Il problema era arrivare fino a lui. Amedeo non aveva una scala tanto alta, anzi, non aveva proprio una scala.
“Amico mio, abbi fiducia. Il villaggio è vicino, corro subito a cercare aiuto. Vedrai che ti salveremo.”
Mai aveva corso così in vita sua. Arrivò in paese come un fulmine, radunò uomini, donne, cavalli e  buoi; tutti, anche i gatti, andarono a liberare Peppe.
Ci volle del bello e del buono, ma quelle brave persone riuscirono insieme a tirar giù quel disgraziato che per fortuna era appeso per le spalle, non per il collo.
Qualche volta anche i sogni sbagliano.
Lo portarono subito alla locanda, dove fu medicato delle ferite, rifocillato e messo a nanna in un comodo lettino.
Il giorno dopo Amedeo e Peppe fecero ritorno a casa.

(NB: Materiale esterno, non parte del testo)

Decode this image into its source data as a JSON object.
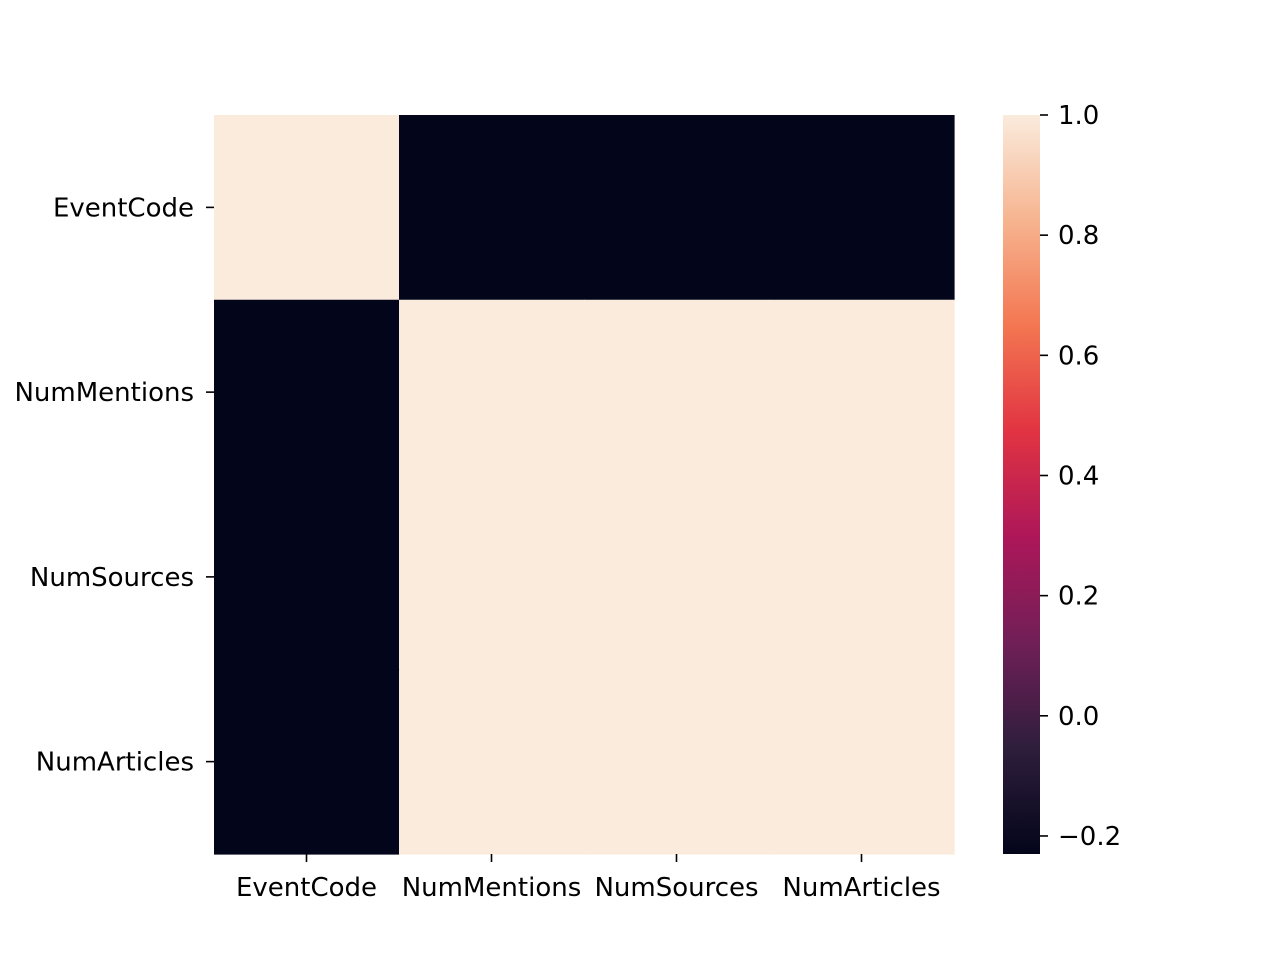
{
  "chart_data": {
    "type": "heatmap",
    "title": "",
    "xlabel": "",
    "ylabel": "",
    "x_categories": [
      "EventCode",
      "NumMentions",
      "NumSources",
      "NumArticles"
    ],
    "y_categories": [
      "EventCode",
      "NumMentions",
      "NumSources",
      "NumArticles"
    ],
    "values": [
      [
        1.0,
        -0.23,
        -0.23,
        -0.23
      ],
      [
        -0.23,
        1.0,
        1.0,
        1.0
      ],
      [
        -0.23,
        1.0,
        1.0,
        1.0
      ],
      [
        -0.23,
        1.0,
        1.0,
        1.0
      ]
    ],
    "colorbar": {
      "range": [
        -0.23,
        1.0
      ],
      "ticks": [
        -0.2,
        0.0,
        0.2,
        0.4,
        0.6,
        0.8,
        1.0
      ],
      "tick_labels": [
        "−0.2",
        "0.0",
        "0.2",
        "0.4",
        "0.6",
        "0.8",
        "1.0"
      ],
      "colormap": "rocket",
      "colors": [
        "#03051a",
        "#2e1e3c",
        "#701f57",
        "#ad1759",
        "#e13342",
        "#f37651",
        "#f6b48f",
        "#faebdd"
      ]
    },
    "grid": false,
    "legend": "colorbar-right"
  }
}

L’accoglienza in paese fu trionfale. Moglie e figli, in lacrime, lo abbracciarono e non lo volevano lasciare, nessuno lavorò quel giorno perché era festa, la festa di un amico ritrovato.

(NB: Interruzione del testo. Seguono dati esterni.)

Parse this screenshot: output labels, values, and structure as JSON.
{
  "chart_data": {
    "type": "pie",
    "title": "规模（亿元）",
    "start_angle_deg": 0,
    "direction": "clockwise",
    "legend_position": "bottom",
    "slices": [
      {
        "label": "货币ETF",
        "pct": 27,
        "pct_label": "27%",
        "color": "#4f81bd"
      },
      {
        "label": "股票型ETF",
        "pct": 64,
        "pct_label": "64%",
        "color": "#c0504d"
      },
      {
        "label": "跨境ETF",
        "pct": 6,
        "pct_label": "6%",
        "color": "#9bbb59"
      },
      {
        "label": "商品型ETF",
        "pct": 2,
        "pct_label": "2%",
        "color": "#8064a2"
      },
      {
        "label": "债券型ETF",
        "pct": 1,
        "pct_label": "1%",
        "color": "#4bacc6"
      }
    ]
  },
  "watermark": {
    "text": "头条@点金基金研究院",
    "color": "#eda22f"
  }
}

Passarono i mesi, Amedeo continuò a sognare e i suoi sogni, come sempre, si avveravano ma lui restò fedele alla promessa.
Non rivelò mai più a nessuno quel che sognava.


Fu durante una bella giornata di primavera.
 Peppe era intento al suo lavoro, ad un tratto si accorse di un enorme sacco che qualcuno aveva lasciato lì, forse dimenticandolo.
“Chissà di chi è, “ si chiese, “ l’ultimo cliente se n’è andato un’ora fa ed era un forestiero. Vediamo un po’ che c’è qui dentro.”
Lo indovinate? C’erano proprio le monete d’oro. Ma insieme a quelle ecco  anche un pergamena, diceva:
“ Un sellaio d’oro merita una ricompensa d’oro. Queste monete sono per te, te le sei meritate”.
Chiudeva con una firma tutta ghirigori e un bel sigillo che non era altri che quello del re in persona, passato sotto mentite spoglie, e per chissà quale missione o scopo, da quelle parti.
“ Pensare che sono andato tanto lontano a cercarvi, monetine mie!“ gridò Peppe prima di andare a comprare vestiti e giocattoli senza risparmio.
E da quel giorno vissero tutti, ve lo garantisco, molto felici e anche più contenti.